Dagli stupri di Rimini ho preferito starmene in disparte, salvo qualche twitt in cui ho fatto notare come il giornalismo ha trattato gli avvenimenti, dall’infelice “fatto di cronaca locale”, a chi ha scritto che queste son cose del Sud con rifermento a Noemi Durini, alla terza carica dello stato che ha chiesto perdono a nome di tutti gli uomini, fino a chi, controcorrente, ha scritto che non si deve far vedere la fotografia di una quindicenne, seppur morta.

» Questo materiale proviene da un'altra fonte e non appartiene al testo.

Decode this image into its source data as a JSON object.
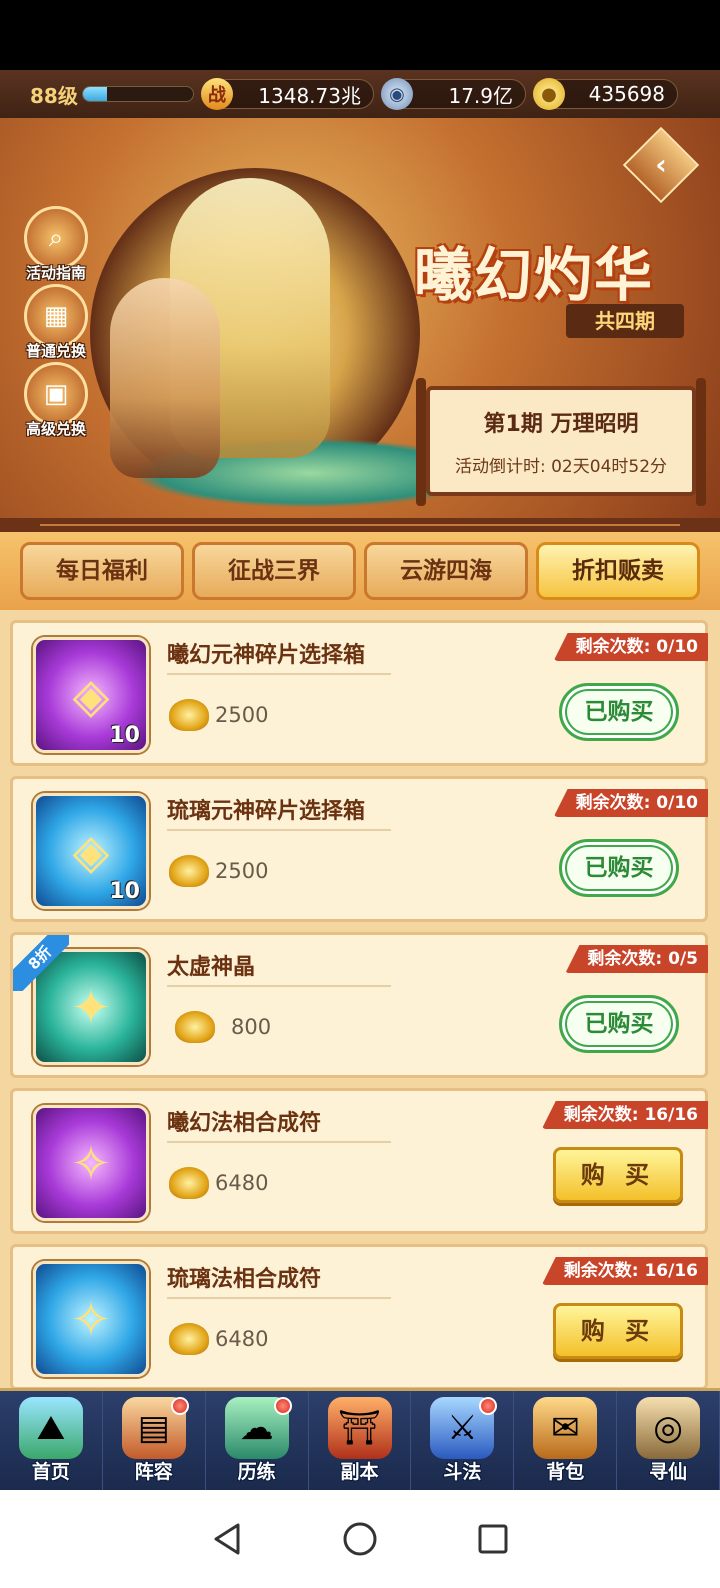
{
  "topbar": {
    "level": "88级",
    "xp_fraction": 0.22,
    "power_icon": "战",
    "power": "1348.73兆",
    "coins": "17.9亿",
    "ingots": "435698"
  },
  "banner": {
    "title": "曦幻灼华",
    "subtitle": "共四期",
    "period_title": "第1期  万理昭明",
    "countdown": "活动倒计时: 02天04时52分",
    "side_buttons": [
      {
        "label": "活动指南",
        "icon": "magnifier-icon"
      },
      {
        "label": "普通兑换",
        "icon": "chest-icon"
      },
      {
        "label": "高级兑换",
        "icon": "gift-icon"
      }
    ]
  },
  "tabs": [
    {
      "label": "每日福利",
      "active": false
    },
    {
      "label": "征战三界",
      "active": false
    },
    {
      "label": "云游四海",
      "active": false
    },
    {
      "label": "折扣贩卖",
      "active": true
    }
  ],
  "items": [
    {
      "name": "曦幻元神碎片选择箱",
      "price": "2500",
      "remaining": "剩余次数: 0/10",
      "button": "已购买",
      "bought": true,
      "count": "10",
      "discount": "",
      "theme": "purple"
    },
    {
      "name": "琉璃元神碎片选择箱",
      "price": "2500",
      "remaining": "剩余次数: 0/10",
      "button": "已购买",
      "bought": true,
      "count": "10",
      "discount": "",
      "theme": "blue"
    },
    {
      "name": "太虚神晶",
      "price": "800",
      "remaining": "剩余次数: 0/5",
      "button": "已购买",
      "bought": true,
      "count": "",
      "discount": "8折",
      "theme": "teal"
    },
    {
      "name": "曦幻法相合成符",
      "price": "6480",
      "remaining": "剩余次数: 16/16",
      "button": "购 买",
      "bought": false,
      "count": "",
      "discount": "",
      "theme": "purple"
    },
    {
      "name": "琉璃法相合成符",
      "price": "6480",
      "remaining": "剩余次数: 16/16",
      "button": "购 买",
      "bought": false,
      "count": "",
      "discount": "",
      "theme": "blue"
    }
  ],
  "bottom_nav": [
    {
      "label": "首页",
      "icon": "home-icon",
      "dot": false
    },
    {
      "label": "阵容",
      "icon": "team-icon",
      "dot": true
    },
    {
      "label": "历练",
      "icon": "train-icon",
      "dot": true
    },
    {
      "label": "副本",
      "icon": "dungeon-icon",
      "dot": false
    },
    {
      "label": "斗法",
      "icon": "fight-icon",
      "dot": true
    },
    {
      "label": "背包",
      "icon": "bag-icon",
      "dot": false
    },
    {
      "label": "寻仙",
      "icon": "seek-icon",
      "dot": false
    }
  ]
}
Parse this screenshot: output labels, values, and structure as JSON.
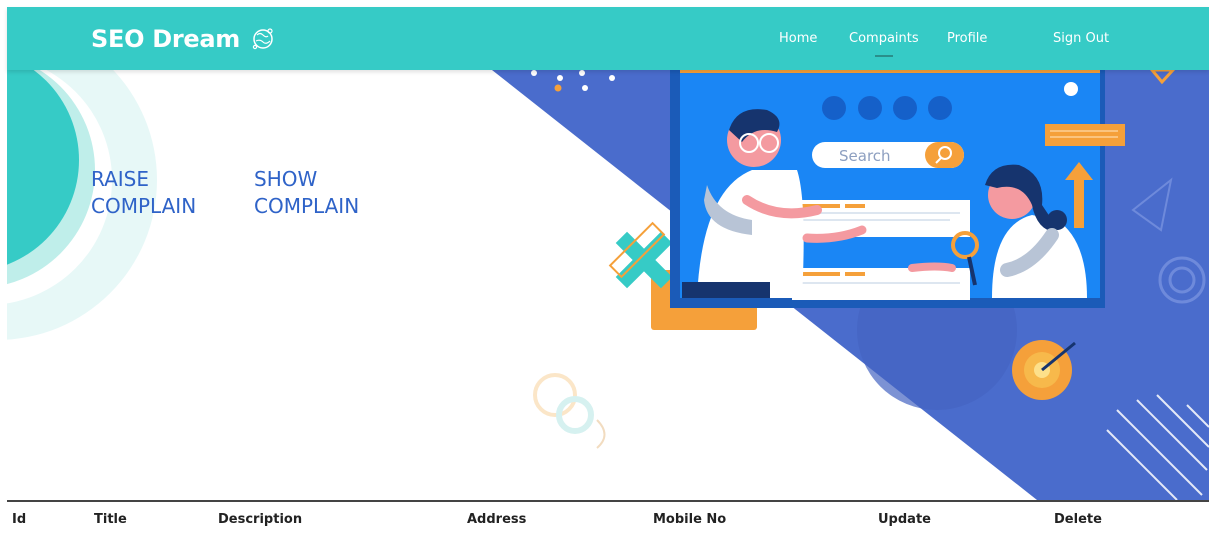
{
  "header": {
    "brand": "SEO Dream",
    "nav": [
      {
        "label": "Home",
        "active": false
      },
      {
        "label": "Compaints",
        "active": true
      },
      {
        "label": "Profile",
        "active": false
      },
      {
        "label": "Sign Out",
        "active": false
      }
    ]
  },
  "hero": {
    "links": [
      {
        "label": "RAISE\nCOMPLAIN"
      },
      {
        "label": "SHOW\nCOMPLAIN"
      }
    ],
    "illustration": {
      "search_placeholder": "Search"
    }
  },
  "table": {
    "columns": [
      "Id",
      "Title",
      "Description",
      "Address",
      "Mobile No",
      "Update",
      "Delete"
    ]
  },
  "colors": {
    "nav_bg": "#36cbc6",
    "link": "#2f63c8",
    "hero_blue": "#4a6ccc",
    "accent_orange": "#f5a03a"
  }
}
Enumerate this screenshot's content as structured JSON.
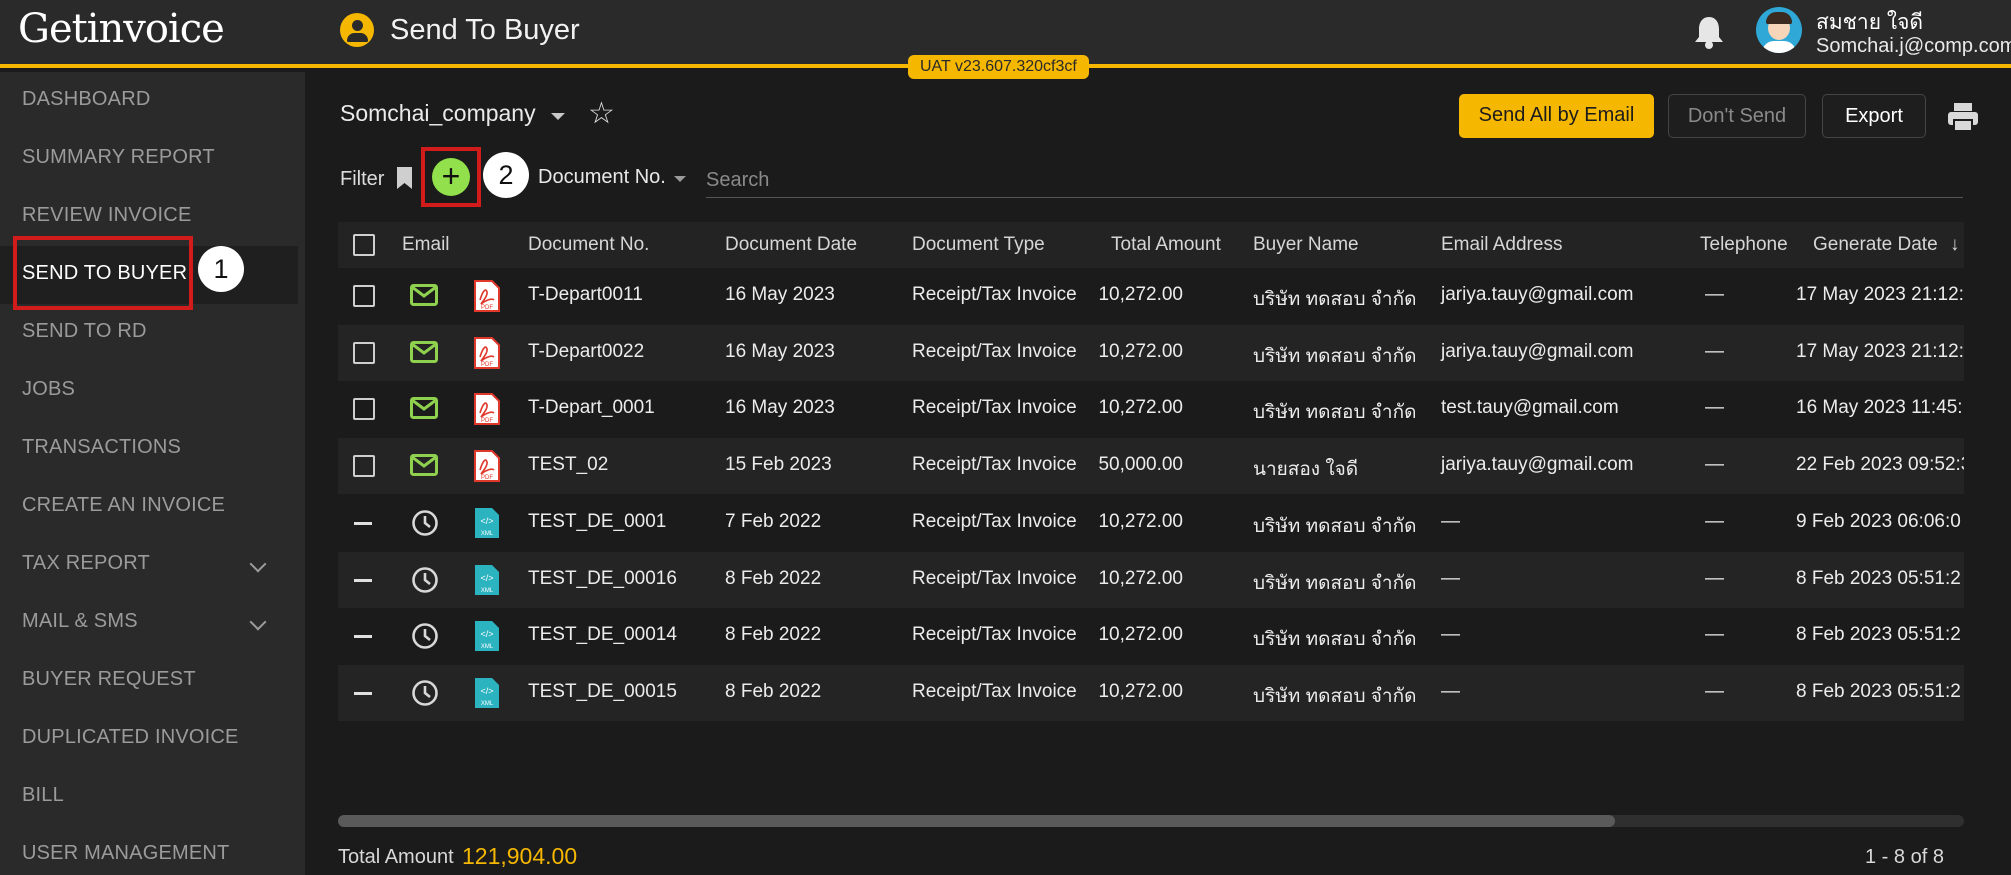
{
  "app": {
    "logo": "Getinvoice",
    "page_title": "Send To Buyer",
    "version": "UAT v23.607.320cf3cf"
  },
  "user": {
    "name": "สมชาย ใจดี",
    "email": "Somchai.j@comp.com"
  },
  "sidebar": {
    "items": [
      {
        "label": "DASHBOARD"
      },
      {
        "label": "SUMMARY REPORT"
      },
      {
        "label": "REVIEW INVOICE"
      },
      {
        "label": "SEND TO BUYER",
        "active": true
      },
      {
        "label": "SEND TO RD"
      },
      {
        "label": "JOBS"
      },
      {
        "label": "TRANSACTIONS"
      },
      {
        "label": "CREATE AN INVOICE"
      },
      {
        "label": "TAX REPORT",
        "expandable": true
      },
      {
        "label": "MAIL & SMS",
        "expandable": true
      },
      {
        "label": "BUYER REQUEST"
      },
      {
        "label": "DUPLICATED INVOICE"
      },
      {
        "label": "BILL"
      },
      {
        "label": "USER MANAGEMENT"
      }
    ]
  },
  "callouts": {
    "one": "1",
    "two": "2"
  },
  "toolbar": {
    "company": "Somchai_company",
    "send_all_label": "Send All by Email",
    "dont_send_label": "Don't Send",
    "export_label": "Export"
  },
  "filter": {
    "label": "Filter",
    "add_symbol": "+",
    "field": "Document No.",
    "search_placeholder": "Search"
  },
  "table": {
    "columns": [
      "Email",
      "Document No.",
      "Document Date",
      "Document Type",
      "Total Amount",
      "Buyer Name",
      "Email Address",
      "Telephone",
      "Generate Date"
    ],
    "sort_indicator": "↓",
    "rows": [
      {
        "status": "mail",
        "file": "PDF",
        "doc_no": "T-Depart0011",
        "doc_date": "16 May 2023",
        "doc_type": "Receipt/Tax Invoice",
        "amount": "10,272.00",
        "buyer": "บริษัท ทดสอบ จำกัด",
        "email": "jariya.tauy@gmail.com",
        "phone": "—",
        "gen_date": "17 May 2023 21:12:"
      },
      {
        "status": "mail",
        "file": "PDF",
        "doc_no": "T-Depart0022",
        "doc_date": "16 May 2023",
        "doc_type": "Receipt/Tax Invoice",
        "amount": "10,272.00",
        "buyer": "บริษัท ทดสอบ จำกัด",
        "email": "jariya.tauy@gmail.com",
        "phone": "—",
        "gen_date": "17 May 2023 21:12:"
      },
      {
        "status": "mail",
        "file": "PDF",
        "doc_no": "T-Depart_0001",
        "doc_date": "16 May 2023",
        "doc_type": "Receipt/Tax Invoice",
        "amount": "10,272.00",
        "buyer": "บริษัท ทดสอบ จำกัด",
        "email": "test.tauy@gmail.com",
        "phone": "—",
        "gen_date": "16 May 2023 11:45:"
      },
      {
        "status": "mail",
        "file": "PDF",
        "doc_no": "TEST_02",
        "doc_date": "15 Feb 2023",
        "doc_type": "Receipt/Tax Invoice",
        "amount": "50,000.00",
        "buyer": "นายสอง ใจดี",
        "email": "jariya.tauy@gmail.com",
        "phone": "—",
        "gen_date": "22 Feb 2023 09:52:3"
      },
      {
        "status": "clock",
        "file": "XML",
        "doc_no": "TEST_DE_0001",
        "doc_date": "7 Feb 2022",
        "doc_type": "Receipt/Tax Invoice",
        "amount": "10,272.00",
        "buyer": "บริษัท ทดสอบ จำกัด",
        "email": "—",
        "phone": "—",
        "gen_date": "9 Feb 2023 06:06:0"
      },
      {
        "status": "clock",
        "file": "XML",
        "doc_no": "TEST_DE_00016",
        "doc_date": "8 Feb 2022",
        "doc_type": "Receipt/Tax Invoice",
        "amount": "10,272.00",
        "buyer": "บริษัท ทดสอบ จำกัด",
        "email": "—",
        "phone": "—",
        "gen_date": "8 Feb 2023 05:51:2"
      },
      {
        "status": "clock",
        "file": "XML",
        "doc_no": "TEST_DE_00014",
        "doc_date": "8 Feb 2022",
        "doc_type": "Receipt/Tax Invoice",
        "amount": "10,272.00",
        "buyer": "บริษัท ทดสอบ จำกัด",
        "email": "—",
        "phone": "—",
        "gen_date": "8 Feb 2023 05:51:2"
      },
      {
        "status": "clock",
        "file": "XML",
        "doc_no": "TEST_DE_00015",
        "doc_date": "8 Feb 2022",
        "doc_type": "Receipt/Tax Invoice",
        "amount": "10,272.00",
        "buyer": "บริษัท ทดสอบ จำกัด",
        "email": "—",
        "phone": "—",
        "gen_date": "8 Feb 2023 05:51:2"
      }
    ]
  },
  "footer": {
    "total_label": "Total Amount",
    "total_value": "121,904.00",
    "pagination": "1 - 8 of 8"
  },
  "colors": {
    "accent": "#f5b700",
    "mail_green": "#8fd14f",
    "add_green": "#92e04b",
    "pdf_red": "#e0382b",
    "xml_teal": "#2bb3c0",
    "callout_red": "#d21c1c"
  }
}
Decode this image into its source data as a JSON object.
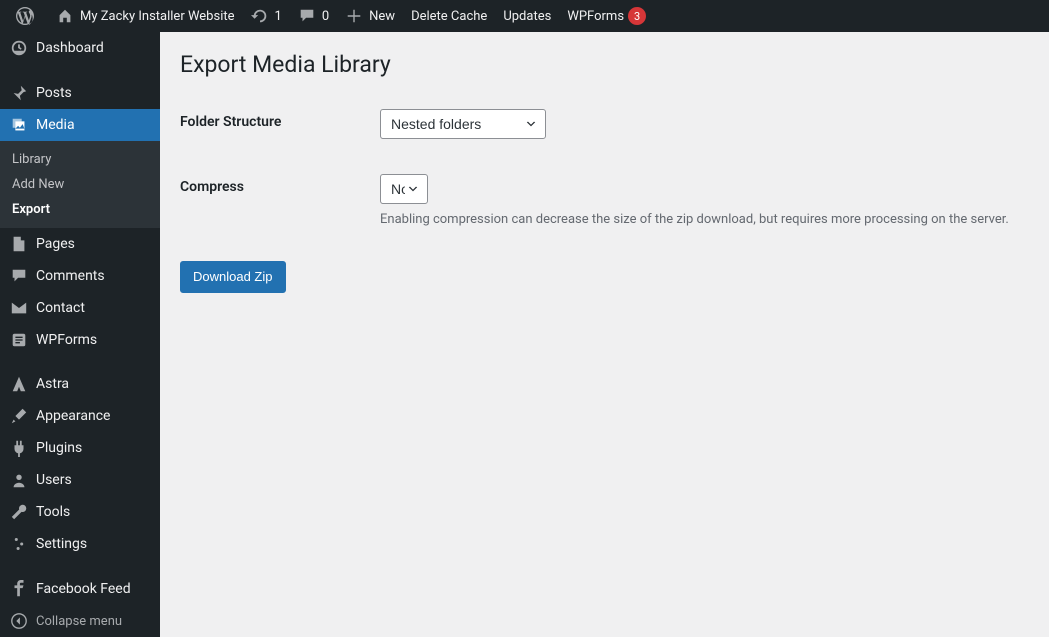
{
  "adminbar": {
    "site_name": "My Zacky Installer Website",
    "updates_count": "1",
    "comments_count": "0",
    "new_label": "New",
    "delete_cache": "Delete Cache",
    "updates_label": "Updates",
    "wpforms_label": "WPForms",
    "wpforms_badge": "3"
  },
  "menu": {
    "dashboard": "Dashboard",
    "posts": "Posts",
    "media": "Media",
    "media_sub": {
      "library": "Library",
      "add_new": "Add New",
      "export": "Export"
    },
    "pages": "Pages",
    "comments": "Comments",
    "contact": "Contact",
    "wpforms": "WPForms",
    "astra": "Astra",
    "appearance": "Appearance",
    "plugins": "Plugins",
    "users": "Users",
    "tools": "Tools",
    "settings": "Settings",
    "facebook_feed": "Facebook Feed",
    "collapse": "Collapse menu"
  },
  "page": {
    "title": "Export Media Library",
    "folder_structure_label": "Folder Structure",
    "folder_structure_value": "Nested folders",
    "compress_label": "Compress",
    "compress_value": "No",
    "compress_description": "Enabling compression can decrease the size of the zip download, but requires more processing on the server.",
    "download_button": "Download Zip"
  }
}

Ripetere ossessivamente le stesse notizie, con gli stessi filmati e le stesse fotografie può provocare nelle persone insensibili l’effetto assuefazione e in alcuni quello di emulazione, come è successo con la minaccia a una giornalista del barese.

Quando il ragazzo confessò l’uccisione di Noemi Durini, volevo riproporre un mio articolo sulla privacy sui Social Media, perché subito dopo la confessione un tg aprì con “Questo non è amore”, una riflessione che la ragazza aveva postato su Facebook. Segno che la redazione aveva già predisposto il coccodrillo non di un personaggio famoso ma di una ignota quindicenne di un ignoto paesino fino al giorno prima (qualcuno ha ripercorso la Puglia riproponendo i fatti di Avetrana). Quanto alle fotografie, mentre si discute del diritto all’oblio per quanto riguarda internet la legislazione attuale vieta la pubblicazione delle fotografie dei minori mentre sono in vita, a farlo dopo la loro morte dovrebbe essere il buon gusto.

Esiste il concetto di prossimità, per cui siamo toccati dai fatti di casa nostra. Un lutto in famiglia ci colpisce di più che una morte in Italia e una tragedia in Italia è molto più pregnante di un’alluvione in un Paese asiatico o africano che forse non riusciamo a collocare nella carta geografica. Così, pian piano, si scolorerà l’interesse mediatico verso i delitti della scorsa estate, salvo a riproporli ad effetto. Mi aspetto, infatti, che prima o poi venga ritrovato un fermaglio dei capelli di Simonetta Cesaroni e che alcuni giornali riaprano l’inutile dibattito.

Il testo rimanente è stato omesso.